Philadelphia, a city long recognized for its music, has one of the biggest music festivals in the country with Made in America. But Walsh wanted to build more on what he now calls home. Last year, the festival hosted over 1,500 people, and according to Walsh, people are coming from all over.

“Our real mission behind it these days is to give free music access to any and all Philadelphians,” he adds. “We feel like our gift to the city is an authentic music experience.”

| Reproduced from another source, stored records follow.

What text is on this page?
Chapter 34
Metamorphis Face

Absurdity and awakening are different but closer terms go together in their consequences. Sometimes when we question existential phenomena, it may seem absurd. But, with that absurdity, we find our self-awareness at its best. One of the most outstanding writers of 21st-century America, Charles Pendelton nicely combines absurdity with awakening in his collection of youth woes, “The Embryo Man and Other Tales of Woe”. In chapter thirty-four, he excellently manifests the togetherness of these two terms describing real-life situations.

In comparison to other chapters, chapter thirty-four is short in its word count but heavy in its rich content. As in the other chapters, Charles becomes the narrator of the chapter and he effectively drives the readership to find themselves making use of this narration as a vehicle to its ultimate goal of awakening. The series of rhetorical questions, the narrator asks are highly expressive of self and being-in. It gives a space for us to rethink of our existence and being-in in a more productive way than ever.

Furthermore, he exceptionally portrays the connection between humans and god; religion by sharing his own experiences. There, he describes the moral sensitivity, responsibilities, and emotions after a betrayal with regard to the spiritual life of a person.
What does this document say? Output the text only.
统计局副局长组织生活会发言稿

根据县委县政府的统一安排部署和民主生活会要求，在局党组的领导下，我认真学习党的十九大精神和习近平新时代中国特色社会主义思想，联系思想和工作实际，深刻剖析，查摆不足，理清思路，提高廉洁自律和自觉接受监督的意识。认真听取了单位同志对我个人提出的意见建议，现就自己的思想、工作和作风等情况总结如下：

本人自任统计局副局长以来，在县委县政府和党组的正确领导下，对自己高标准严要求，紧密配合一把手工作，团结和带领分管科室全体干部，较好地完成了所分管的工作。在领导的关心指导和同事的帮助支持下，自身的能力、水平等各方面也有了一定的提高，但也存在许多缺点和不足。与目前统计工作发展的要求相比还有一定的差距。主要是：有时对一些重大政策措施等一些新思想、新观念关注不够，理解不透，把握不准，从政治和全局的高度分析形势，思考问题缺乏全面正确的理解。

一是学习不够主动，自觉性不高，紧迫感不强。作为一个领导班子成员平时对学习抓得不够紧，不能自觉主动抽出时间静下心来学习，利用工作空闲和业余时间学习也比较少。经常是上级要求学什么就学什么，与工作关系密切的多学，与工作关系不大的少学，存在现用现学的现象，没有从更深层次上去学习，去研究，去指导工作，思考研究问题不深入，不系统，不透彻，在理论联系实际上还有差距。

Here's a peek at the lineup: 

Low Cut Connie
6:30 p.m.

Rolling Stone called them “rock revivalists,” and the band enthusiastically embraces the title: “It implies that we bring something to life and that is our main goal — to let our fans let loose and feel and live to the fullest.” The festival’s headliner is coming off the debut of its fourth album and promises to party like never before.

Hank And Cupcakes
5:30 p.m.

The Atlanta-based indie rock/pop duo consists of husband and wife Ariel "Hank" Scherbacovsky on bass and Sagit "Cupcakes" Shir on drums and vocals. The band, formed in Tel Aviv, Israel, comes to Philly with their third album “Cheap Thrill.” Their fusion of heavy drumming with funky disco riffs and synthpop has drawn critical comparison to The Ting Tings, Gossip and the Yeah Yeah Yeahs.

Killiam Shakespeare
4:15 p.m.

Led by music duo Steve Mckie and Corey Bernhard, the band is comprised of a unique collective of diverse musicians that formed a creative element musically fused with jazz, funk, hip-hop, R&B and soul. For their latest release, “Killiam Season 1,” they collaborated with hip-hop legend DJ Jazzy Jeff. The mixtape is a musically cinematic journey merging urban vernacular with Shakespearean storytelling.

Brian LaPann
3 p.m.

The Philadelphia-based songwriter, guitarist and vocalist hits Molestice with articulate, soulful music. His blues and roots-rock sound borrows from Eric Clapton to Prince and Bob Marley, and he’s coming off a pair of singles and a feature with Chill Moody. 

Electric Kif
1:45 p.m.

Session gigs with artists ranging from Matt Scofield to Flo Rida would soon birth an eclectic and serendipitous band. Jason Matthews on keys hails from Philadelphia, Rodrigo Zambrano on bass is from Mexico City, Eric Escances on guitar is from Bordeaux, France, and Armando Lopez on drums is from Miami. Their latest EP, “Heist,” serves up cosmic funk, rock, electronica and jazz.

LoHai
12:45 p.m.

LoHai is a new soul pop collaboration between Alita Moses and Devon Yesberger. The band is reminiscent of the jazzy, fluid Esperanza Spalding and the earthy, vibrational attitude of Erykah Badu.